Balie of balije (Duitsch Ballei, Fransch Barreau, van het middeleeuwsch Latijnsch woord ballivus) is de naam van de provinciën of ook van de onderafdeelingen der provinciën van het grondgebied der Tempelheeren, Duitsche Ridders en Johannieten. In Frankrijk waren de meeste baliën het eigendom der Tempelheeren; de bezittingen der Johannieten waren in prioraten, en deze weder in baliën verdeeld.
Tot aan de ontbinding van het Duitsche rijk hadden de Duitsche ridders in Duitschland elf baliën, onderverdeeld in verscheidene commanderijen. In ons land waren alleen in Holland en Zeeland enkele huizen en kloosters in de magt der Tempelheeren.
De Johannieten-orde of de St. Jansridders hebben zich in de tweede helft der 13de en in de eerste helft der 14de eeuw, vooral in Utrecht en Holland, doch ook in Zeeland en Gelderland uitgebreid. De land-commandeur van St.
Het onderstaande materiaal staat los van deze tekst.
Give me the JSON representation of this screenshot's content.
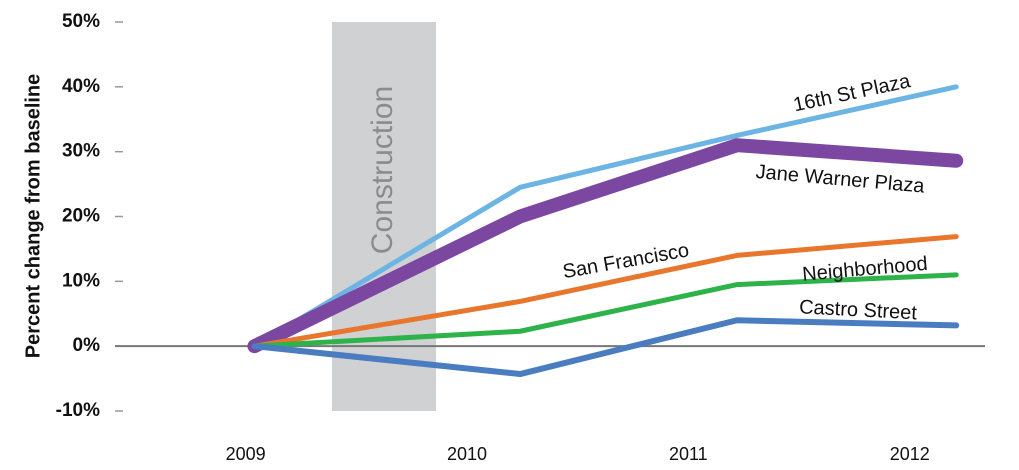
{
  "chart_data": {
    "type": "line",
    "y_label": "Percent change from baseline",
    "xlim": [
      2008.41,
      2012.34
    ],
    "xticks": [
      2009,
      2010,
      2011,
      2012
    ],
    "ylim": [
      -10,
      50
    ],
    "yticks": [
      {
        "value": -10,
        "label": "-10%"
      },
      {
        "value": 0,
        "label": "0%"
      },
      {
        "value": 10,
        "label": "10%"
      },
      {
        "value": 20,
        "label": "20%"
      },
      {
        "value": 30,
        "label": "30%"
      },
      {
        "value": 40,
        "label": "40%"
      },
      {
        "value": 50,
        "label": "50%"
      }
    ],
    "x": [
      2009.04,
      2010.24,
      2011.22,
      2012.21
    ],
    "annotations": [
      {
        "text": "Construction",
        "x": [
          2009.39,
          2009.86
        ],
        "color": "#d0d1d3"
      }
    ],
    "series": [
      {
        "name": "16th St Plaza",
        "color": "#6cb4e4",
        "width": 5,
        "values": [
          0,
          24.5,
          32.5,
          40
        ]
      },
      {
        "name": "Jane Warner Plaza",
        "color": "#7b47a0",
        "width": 14,
        "values": [
          0,
          20,
          31,
          28.6
        ]
      },
      {
        "name": "San Francisco",
        "color": "#e8762c",
        "width": 5,
        "values": [
          0,
          6.9,
          14,
          16.9
        ]
      },
      {
        "name": "Neighborhood",
        "color": "#2db34a",
        "width": 5,
        "values": [
          0,
          2.3,
          9.5,
          11
        ]
      },
      {
        "name": "Castro Street",
        "color": "#4a7cc0",
        "width": 6,
        "values": [
          0,
          -4.3,
          4,
          3.2
        ]
      }
    ]
  }
}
Catharina, als hoofd der Balie van Utrecht, bestuurde de onderscheidene commanderijen. Onder de graven Willem II en Floris V van Holland kregen vooral de Duitsche ridders, die omstreeks 1250 te Utrecht kwamen, aanzienlijke bezittingen. De huiscommandeurs stonden onder den zoo even genoemden landcommandeur.
Bij de Hervorming verdween de Johannieten-orde; de Duitsche orde bleef als zuivere ridder-in-stelling voortbestaan, doch verloor ook het karakter van monniken-orde. Men kan nog in de orde van de Balie van Utrecht opgenomen worden, als men zestien kwartieren, van weerskanten acht, kan aantoonen. De leden genieten een inkomen uit de bezittingen der orde; de commandeur krijgt jaarlijks ƒ 5000, de lagere rangen minder; de laagste, die van tweeden jonkheer, ontvangt ƒ 600. Bij het overlijden van leden klimt men geregeld tot hoogere rangen op. Volgens anderen is het bedrag dier tractementen afhankelijk van de opbrengst der bezittingen.
Nog heet in Nederland de Balie de orde van advocaten en procureurs, die bij een regtscollegie zijn ingeschreven op het tableau, en binnen het ressort van dat collegie de practijk uitoefenen. Ook verstaat men er onder de afgesloten ruimte in de lokalen der teregtzittingen, bestemd voor de practizijns, waar deze afgescheiden zijn zoowel van den regter als van het publiek.